I wanted to get my thoughts down about a recent talk I gave here at the Gaslight Office about Datomic. It was inspired by a talk given at RailsConf 2013 by Yoko Harada introducing Relevance’s Diametric Gem, which provides an ActiveModel wrapper to Datomic.
Datomic is database written in Clojure and designed by Rich Hickey. I haven’t scratched the surface of what it can do, but the intriguing aspect of Datomic for me was the immutable nature of the data, and what that could do for you.
One of Clojure’s fundamental concepts is immutability of data. The way I understand immutability is, information is always added, never replaced. When you change data in an immutable object, you get a new copy of that object with new state. However it’s not necessarily a full copy. The new object points to the old object and masks it’s state with new state, like an applied diff.

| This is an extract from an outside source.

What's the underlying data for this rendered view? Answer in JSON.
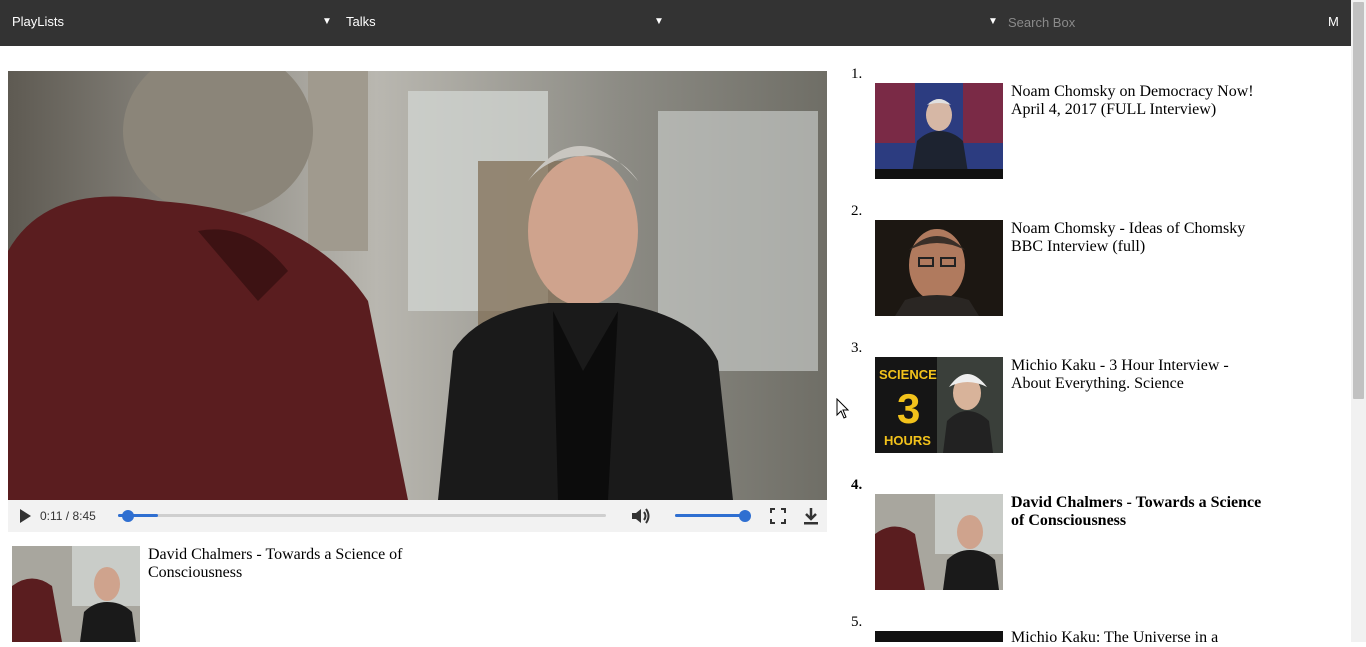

What this means is that you have a record of state that travels back to inception. For data, this seems very powerful. We have services like Apple’s Time Machine where it’s easy to see the idea of “version control” for data in practice, but this concept is foreign in the databases that I use on a daily basis. Imagine a SQL table in three dimensions.

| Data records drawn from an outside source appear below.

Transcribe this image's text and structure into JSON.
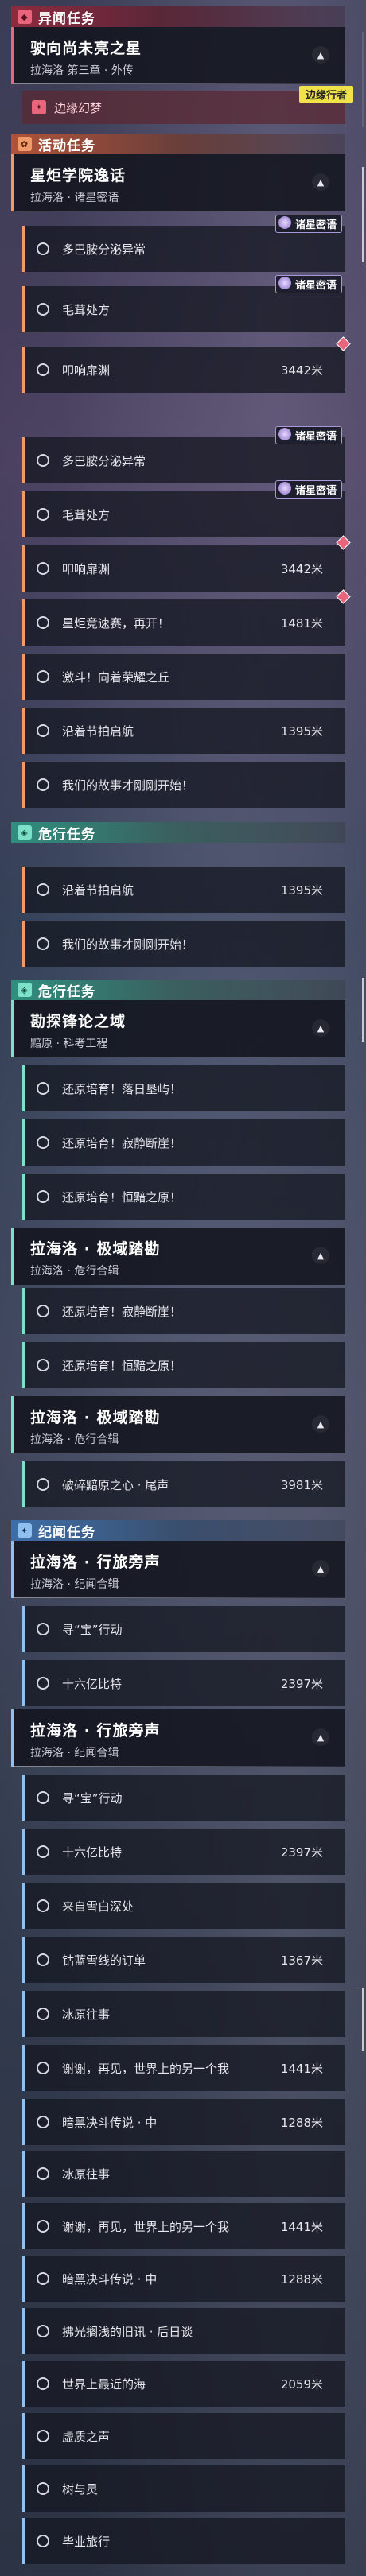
{
  "cat_yiwen": "异闻任务",
  "m_chiyu": {
    "title": "驶向尚未亮之星",
    "sub": "拉海洛 第三章 · 外传"
  },
  "bianyuan": {
    "label": "边缘幻梦",
    "tag": "边缘行者"
  },
  "cat_huodong": "活动任务",
  "m_xingju": {
    "title": "星炬学院逸话",
    "sub": "拉海洛 · 诸星密语"
  },
  "badge_zhuxing": "诸星密语",
  "steps_a": [
    {
      "label": "多巴胺分泌异常",
      "dist": ""
    },
    {
      "label": "毛茸处方",
      "dist": ""
    },
    {
      "label": "叩响扉渊",
      "dist": "3442米"
    }
  ],
  "steps_b": [
    {
      "label": "多巴胺分泌异常",
      "dist": ""
    },
    {
      "label": "毛茸处方",
      "dist": ""
    },
    {
      "label": "叩响扉渊",
      "dist": "3442米"
    },
    {
      "label": "星炬竞速赛，再开！",
      "dist": "1481米"
    },
    {
      "label": "激斗！向着荣耀之丘",
      "dist": ""
    },
    {
      "label": "沿着节拍启航",
      "dist": "1395米"
    },
    {
      "label": "我们的故事才刚刚开始！",
      "dist": ""
    }
  ],
  "cat_weixing": "危行任务",
  "steps_c": [
    {
      "label": "沿着节拍启航",
      "dist": "1395米"
    },
    {
      "label": "我们的故事才刚刚开始！",
      "dist": ""
    }
  ],
  "m_kantan": {
    "title": "勘探锋论之域",
    "sub": "黯原 · 科考工程"
  },
  "steps_d": [
    {
      "label": "还原培育！落日垦屿！",
      "dist": ""
    },
    {
      "label": "还原培育！寂静断崖！",
      "dist": ""
    },
    {
      "label": "还原培育！恒黯之原！",
      "dist": ""
    }
  ],
  "m_jiyu": {
    "title": "拉海洛 · 极域踏勘",
    "sub": "拉海洛 · 危行合辑"
  },
  "steps_e": [
    {
      "label": "还原培育！寂静断崖！",
      "dist": ""
    },
    {
      "label": "还原培育！恒黯之原！",
      "dist": ""
    }
  ],
  "steps_f": [
    {
      "label": "破碎黯原之心 · 尾声",
      "dist": "3981米"
    }
  ],
  "cat_jiwen": "纪闻任务",
  "m_xinglv": {
    "title": "拉海洛 · 行旅旁声",
    "sub": "拉海洛 · 纪闻合辑"
  },
  "steps_g": [
    {
      "label": "寻“宝”行动",
      "dist": ""
    },
    {
      "label": "十六亿比特",
      "dist": "2397米"
    }
  ],
  "steps_h": [
    {
      "label": "寻“宝”行动",
      "dist": ""
    },
    {
      "label": "十六亿比特",
      "dist": "2397米"
    },
    {
      "label": "来自雪白深处",
      "dist": ""
    },
    {
      "label": "钴蓝雪线的订单",
      "dist": "1367米"
    },
    {
      "label": "冰原往事",
      "dist": ""
    },
    {
      "label": "谢谢，再见，世界上的另一个我",
      "dist": "1441米"
    },
    {
      "label": "暗黑决斗传说 · 中",
      "dist": "1288米"
    }
  ],
  "steps_i": [
    {
      "label": "冰原往事",
      "dist": ""
    },
    {
      "label": "谢谢，再见，世界上的另一个我",
      "dist": "1441米"
    },
    {
      "label": "暗黑决斗传说 · 中",
      "dist": "1288米"
    },
    {
      "label": "拂光搁浅的旧讯 · 后日谈",
      "dist": ""
    },
    {
      "label": "世界上最近的海",
      "dist": "2059米"
    },
    {
      "label": "虚质之声",
      "dist": ""
    },
    {
      "label": "树与灵",
      "dist": ""
    },
    {
      "label": "毕业旅行",
      "dist": ""
    }
  ]
}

In my talk, I gave the example of a markup percentage. I worked a on a web application in which a markup percentage was stored in a column in the database for each customer, and was applied to every cost a customer saw on the screen. They were charged those costs on a monthly basis. At a 30% markup, a cost of $1000 shown for July was $1300. In August the markup for that customer was reduced in the database to 20%. Costs shown for July were now $1200, when what the customer actually remembered being charged in July was $1300.
Simple example of a common problem. How do you store the value of a piece of data over time? What was the value of markup percentage in July? What was the status of this order three days ago? What did this property cost in 2011?
There are products out there that preserve history and store versions of data. CouchDB, for example. In fact, for the use case of my simple example, that would work just fine. Rails has extensions like acts_as_audited that we’ve used with some success. Audit tables back model tables, storing attribute changes as data structures. But what happens when you need to query and compare the history of more than one model or document? The distinction is that with those solutions, you deal independently with the histories of disparate pieces of data. With Datomic, you deal with the historic state of the database as a whole at a moment in time. It’s simple.
The idea of querying based on time is not new. Micheal Guterl pointed out to me the term “bitemporal databases”. There are seemingly a few out there, and a bitemporal package for Postgres. My feeling is that Datomic might provide the easiest and most elegant solution to getting that type of temporal information. In Diametric I watched Yoko pass a time object to the database and then query it in it’s entirety “as_of” that moment in time. It’s baked in. Data is always preserved, the past never changes, and time is always something you can query on easily.
I’m a fan of writing about things I have no practical knowledge of. I can’t help but think that this concept of time should be inherent in modern databases. I’m interested in hearing thoughts and experiences on Datomic, Diametric, bitemporal databases, or querying state over time.